The study found that a number of changes to vineyard management would occur if future research at the site demonstrated significant advantages to adopting mildew resistant no-prune vines or higher density plantings. Irrespective of plant density, the use of mildew resistant vines would provide considerable benefits to vineyard management by reducing the need for labour, chemicals and tractor usage. A future scenario with adoption of no-prune vines would allow vines to be grown under high density conditions and require little or no canopy management or pruning, further reducing management costs.

This project developed a unique trial site to evaluate new scion and rootstock material and to investigate management methods that reduce costs and inputs (sprays, labour, water and pruning). Further research is required over several seasons to fully investigate the potential benefits of the plant selections and management treatments at this trial site. The preliminary results in this report are very encouraging but multi-seasonal data from mature vines are required to fully assess the advantages and disadvantages of the experimental treatments in terms of management costs, water use efficiency, yield per hectare and fruit and wine quality. One disadvantage of a high density block in Australia will be the establishment cost which was found to be 1.34 times more expensive in this study due mostly to the additional posts and vines.
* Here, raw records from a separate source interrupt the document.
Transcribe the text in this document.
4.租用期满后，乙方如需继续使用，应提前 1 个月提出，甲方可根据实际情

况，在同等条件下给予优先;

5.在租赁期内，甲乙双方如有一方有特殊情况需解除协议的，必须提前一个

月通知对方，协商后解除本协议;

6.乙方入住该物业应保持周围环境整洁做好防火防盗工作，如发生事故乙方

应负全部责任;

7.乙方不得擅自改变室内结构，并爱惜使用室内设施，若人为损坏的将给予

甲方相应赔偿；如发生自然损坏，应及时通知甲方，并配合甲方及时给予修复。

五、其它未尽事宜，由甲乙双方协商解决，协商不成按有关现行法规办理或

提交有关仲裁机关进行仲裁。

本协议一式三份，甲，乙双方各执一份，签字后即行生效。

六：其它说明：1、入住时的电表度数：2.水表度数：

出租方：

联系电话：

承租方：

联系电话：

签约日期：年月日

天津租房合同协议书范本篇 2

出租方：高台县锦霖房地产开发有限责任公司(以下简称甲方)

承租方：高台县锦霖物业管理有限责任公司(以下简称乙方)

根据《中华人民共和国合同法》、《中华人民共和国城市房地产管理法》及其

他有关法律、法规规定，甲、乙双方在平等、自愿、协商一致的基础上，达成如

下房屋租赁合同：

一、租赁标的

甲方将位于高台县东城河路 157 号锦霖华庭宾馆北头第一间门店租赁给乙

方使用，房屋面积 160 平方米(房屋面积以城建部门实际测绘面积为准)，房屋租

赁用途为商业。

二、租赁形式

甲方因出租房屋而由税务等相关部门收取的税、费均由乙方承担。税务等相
This initial cost will have to be measured against the operating costs over the life of a high density vineyard and potential returns.

Sustainable intensification of Australian viticulture while maintaining yield and wine quality is challenging, but continued use of this experimental site for research will provide important information on what might be achievable and provides a demonstration to the Australian wine industry of the advantages, disadvantages and challenges of different vineyard intensification scenarios under predicted climate scenarios of increased temperatures and reduced water availability.